Posted by: Website Administrator on 8/1/2012

This fall, a small, but significant change has been made to the Secondary School Report section of the Common Application. Historically, the form has included a comparison chart for college counselors to rate a student relative to other students in their class, and then provide a written evaluation or recommendation. This application cycle, counselors will still be expected to complete the comparison chart, but they will be able to opt out of the written evaluation.

If you are concerned about how this might affect you, here are a couple of things you should know.

1) Some counselors work with hundreds of students, and simply do not know their students well enough, or have the time to write hundreds of detailed and thoughtful letters. If your counselor has a caseload of 500 students and elects to not write a letter for you, admissions offices will not penalize you for that.

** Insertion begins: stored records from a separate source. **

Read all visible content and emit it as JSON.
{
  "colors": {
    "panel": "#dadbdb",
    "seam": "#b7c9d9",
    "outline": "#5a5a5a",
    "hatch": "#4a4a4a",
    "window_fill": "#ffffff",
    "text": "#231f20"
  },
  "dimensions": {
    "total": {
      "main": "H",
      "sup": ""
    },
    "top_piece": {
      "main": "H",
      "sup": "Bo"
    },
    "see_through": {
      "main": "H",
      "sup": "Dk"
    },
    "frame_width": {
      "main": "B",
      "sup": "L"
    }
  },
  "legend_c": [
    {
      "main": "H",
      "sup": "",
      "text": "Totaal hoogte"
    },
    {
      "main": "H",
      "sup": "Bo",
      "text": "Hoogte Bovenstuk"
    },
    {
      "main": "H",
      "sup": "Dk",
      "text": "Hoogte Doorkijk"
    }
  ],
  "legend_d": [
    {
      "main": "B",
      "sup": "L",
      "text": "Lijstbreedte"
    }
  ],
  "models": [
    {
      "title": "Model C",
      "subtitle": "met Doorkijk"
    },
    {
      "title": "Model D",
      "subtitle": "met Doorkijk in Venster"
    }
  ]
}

They understand that your counselor has too many students to work with and too little time, and will leave it at that.

2) On the other hand, if you go to a small school, admissions offices will expect a written evaluation from the counselor for every student. In that situation, it might appear strange if your counselor declines to write a letter for you. If you go to a small school, but don’t know your college counselor very well, there is still time to make a good impression! 

3) You can ensure that your counselor will write you a detailed letter, but only if you take the time to build a relationship with him or her. If you are worried that your counselor may not know you very well, it’s not too late. Make an appointment with your counselor; ask if s/he would review your college list with you, or help you edit your essays. Even just spending some time in the counseling office, researching colleges or working on your applications, will provide an opportunity for your counselor to learn who you are, and see your commitment to the college process.   

Of course, you can’t control what your college counselor actually ends up writing about you, but you can do some things to better the chances for a positive evaluation.